Discussion Starter · #1 ·
The FCC said Feb. 18 that it would propose using federal buildings as anchor institutions for broadband service, saying federal assets have "not [been] used effectively to spur local adoption and deployment of broadband."
That was one in a series of proposals the FCC signaled will be part of a national broadband deployment and adoption plan due to Congress March 17.
At its public meeting Thursday, the commission's broadband team outlined a series of those proposals to further so-called national purposes, which include healthcare, education, energy, environmental issues, government services and access, public safety, homeland security, job training, and small business development. That list suggests just how big and all-encompassing the FCC's task is.
"[Government] policies have often inhibited or failed to provide incentives for investment in and innovative use of broadband," said the FCC. In addition to using government buildings to drive broadband adoption, the FCC suggested the government could better coordinate its broadband grants, release more government information online, "enable citizen-centric online services," and encourage more use of social media.

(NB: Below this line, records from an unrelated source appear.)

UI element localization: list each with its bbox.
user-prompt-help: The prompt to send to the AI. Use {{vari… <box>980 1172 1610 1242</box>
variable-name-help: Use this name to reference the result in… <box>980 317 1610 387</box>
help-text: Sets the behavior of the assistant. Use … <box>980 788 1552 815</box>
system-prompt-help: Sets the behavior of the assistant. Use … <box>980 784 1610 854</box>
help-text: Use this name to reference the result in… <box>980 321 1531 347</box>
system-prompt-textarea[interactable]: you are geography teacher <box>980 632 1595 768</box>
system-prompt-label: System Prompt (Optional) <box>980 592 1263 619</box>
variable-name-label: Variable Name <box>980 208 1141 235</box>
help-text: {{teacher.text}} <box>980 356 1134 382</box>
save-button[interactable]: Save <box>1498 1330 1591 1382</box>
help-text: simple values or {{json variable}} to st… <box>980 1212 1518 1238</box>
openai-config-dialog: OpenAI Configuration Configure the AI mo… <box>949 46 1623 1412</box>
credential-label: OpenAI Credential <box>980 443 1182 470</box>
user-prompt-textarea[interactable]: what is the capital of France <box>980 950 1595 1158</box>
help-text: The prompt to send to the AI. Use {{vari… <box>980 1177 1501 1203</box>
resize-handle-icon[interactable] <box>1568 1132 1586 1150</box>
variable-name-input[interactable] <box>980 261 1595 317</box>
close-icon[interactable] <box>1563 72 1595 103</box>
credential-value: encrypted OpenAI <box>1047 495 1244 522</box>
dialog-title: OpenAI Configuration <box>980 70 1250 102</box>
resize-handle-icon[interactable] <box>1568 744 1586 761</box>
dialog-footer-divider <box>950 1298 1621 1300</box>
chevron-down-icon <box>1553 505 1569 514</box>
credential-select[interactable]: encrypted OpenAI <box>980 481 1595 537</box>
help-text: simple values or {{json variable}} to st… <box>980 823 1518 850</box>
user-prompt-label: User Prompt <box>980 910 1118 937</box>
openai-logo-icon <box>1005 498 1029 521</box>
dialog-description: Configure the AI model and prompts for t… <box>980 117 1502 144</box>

If the government is going to put more of its services online, broadband deployment will be a key goal so citizens have equal access to those services. For example, some state governments are discounting online renewals of car registrations, which could translate into a tax, or at least an additional burden, on those without ready access to online registration. Those tend to be rural and poorer communities.
Among the other plan proposals will be: 1) to launch a public-private partnership to boost technology training for small and disadvantaged businesses, which would include female- and minority-owned businesses; 2) to use the Rural Health Care Program to subsidize broadband deployment and ongoing costs while expanding the pool of eligible providers; and 3) to boost digital educational content and "promote digital literacy for students and teachers."
The cable industry has proposed a 50% price break on broadband service to homes with middle-schoolers qualifying for government-subsidized school lunches, but only if the government steps up to fund digital literacy.